Sobre o argumento de ausência de provas, compulsando os autos verifico que a parte autora acostou comprovantes de vínculo, contracheques, e o extrato previdenciário do tempo laborado junto ao Município, comprovando o vínculo necessário. Indefiro portanto a preliminar.
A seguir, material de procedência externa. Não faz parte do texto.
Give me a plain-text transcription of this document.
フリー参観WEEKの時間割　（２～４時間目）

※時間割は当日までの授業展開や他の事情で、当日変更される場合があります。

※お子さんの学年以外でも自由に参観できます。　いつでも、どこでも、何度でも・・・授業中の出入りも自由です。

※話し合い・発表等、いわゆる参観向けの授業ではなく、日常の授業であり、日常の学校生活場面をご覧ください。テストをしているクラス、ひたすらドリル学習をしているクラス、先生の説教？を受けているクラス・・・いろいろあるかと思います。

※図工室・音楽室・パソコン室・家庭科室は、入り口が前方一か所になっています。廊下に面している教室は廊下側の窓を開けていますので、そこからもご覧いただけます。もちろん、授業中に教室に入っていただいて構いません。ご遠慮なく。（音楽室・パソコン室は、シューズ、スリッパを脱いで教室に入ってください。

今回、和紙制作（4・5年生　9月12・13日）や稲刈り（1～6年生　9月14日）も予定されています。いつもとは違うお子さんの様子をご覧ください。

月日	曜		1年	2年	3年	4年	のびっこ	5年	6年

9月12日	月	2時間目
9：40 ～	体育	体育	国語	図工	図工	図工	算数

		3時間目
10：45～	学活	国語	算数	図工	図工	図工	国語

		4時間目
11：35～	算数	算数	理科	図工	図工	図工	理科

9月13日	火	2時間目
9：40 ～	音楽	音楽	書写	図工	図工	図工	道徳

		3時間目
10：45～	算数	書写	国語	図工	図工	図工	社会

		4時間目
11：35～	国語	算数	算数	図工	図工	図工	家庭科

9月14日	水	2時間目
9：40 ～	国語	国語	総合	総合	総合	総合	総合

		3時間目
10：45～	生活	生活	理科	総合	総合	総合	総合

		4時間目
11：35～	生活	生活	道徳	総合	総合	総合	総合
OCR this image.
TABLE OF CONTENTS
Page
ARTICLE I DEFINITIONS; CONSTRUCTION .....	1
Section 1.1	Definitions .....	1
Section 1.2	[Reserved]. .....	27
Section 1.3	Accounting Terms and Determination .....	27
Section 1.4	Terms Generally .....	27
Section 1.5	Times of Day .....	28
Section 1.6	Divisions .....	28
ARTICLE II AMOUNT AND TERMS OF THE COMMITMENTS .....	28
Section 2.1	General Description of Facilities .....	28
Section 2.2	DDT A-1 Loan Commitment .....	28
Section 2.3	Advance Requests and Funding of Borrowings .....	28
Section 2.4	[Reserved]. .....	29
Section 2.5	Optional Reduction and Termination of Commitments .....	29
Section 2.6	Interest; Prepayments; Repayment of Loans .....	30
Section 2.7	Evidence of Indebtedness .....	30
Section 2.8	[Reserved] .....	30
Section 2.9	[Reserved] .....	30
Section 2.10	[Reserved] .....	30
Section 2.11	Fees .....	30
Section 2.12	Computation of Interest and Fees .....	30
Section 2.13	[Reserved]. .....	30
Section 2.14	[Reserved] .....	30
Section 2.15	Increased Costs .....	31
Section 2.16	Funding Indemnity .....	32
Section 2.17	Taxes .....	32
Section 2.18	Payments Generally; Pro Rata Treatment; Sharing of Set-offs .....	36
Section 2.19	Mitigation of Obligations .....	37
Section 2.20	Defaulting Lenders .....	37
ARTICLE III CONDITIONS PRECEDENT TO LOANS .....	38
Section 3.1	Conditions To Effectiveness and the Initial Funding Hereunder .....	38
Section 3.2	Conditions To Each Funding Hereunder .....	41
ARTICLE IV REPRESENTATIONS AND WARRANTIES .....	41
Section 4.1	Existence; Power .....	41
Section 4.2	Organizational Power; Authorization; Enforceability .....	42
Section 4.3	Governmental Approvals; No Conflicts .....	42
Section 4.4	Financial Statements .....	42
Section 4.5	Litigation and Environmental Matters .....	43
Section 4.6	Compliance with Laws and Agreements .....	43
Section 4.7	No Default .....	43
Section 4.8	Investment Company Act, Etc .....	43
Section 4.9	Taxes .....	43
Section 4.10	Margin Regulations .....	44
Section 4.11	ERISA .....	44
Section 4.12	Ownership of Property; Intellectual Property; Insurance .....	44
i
Em relação à prescrição quinquenal do FGTS pleiteada, verifica-se que em sentença vergastada o douto juízo observou este comando legal e jurisprudencial, respeitando a condenação à prescrição quinquenal a partir do ajuizamento da ação.
III. MÉRITO RECURSAL
Conforme relatado, sustenta o Município de São João do Piauí que o suposto contrato de trabalho firmado entre o apelado e o ente público é nulo, diante da ausência de prévia aprovação em concurso público do recorrido (art. 37, II, da CF), afastando, desse modo, o direito à percepção de quaisquer verbas envolvidas. No entanto, mesmo os depósitos do FGTS devem atender à prescrição quinquenal.
Portanto, como a sentença ora fustigada condenou o ente público a pagar à parte autora/apelada o FGTS incidente no período de 11/03/2013 à 31/12/2016; 20/02/2017 à 31/12/2018; 13/02/2019 à 31/12/2020 e 16/02/2021 à 17/12/2022), respeitada a prescrição quinquenal a partir do ajuizamento da ação.
Temos que o art. 23, §5º, da Lei nº 8.036/1990, previa que a prescrição para se cobrar o FGTS não depositado era trintenária, ao passo que o art. 7º, inciso XXIX, determina um prazo prescricional de cinco anos aos créditos resultantes das relações de trabalho. Em 2014, o Supremo Tribunal Federal discutiu acerca do tema no Recurso Extraordinário nº 709.212, fixando a teste de repercussão geral nº 608, in verbis:
O prazo prescricional aplicável à cobrança de valores não depositados no Fundo de Garantia por Tempo de Serviço (FGTS) é quinquenal, nos termos do art. 7º, XXIX, da Constituição Federal.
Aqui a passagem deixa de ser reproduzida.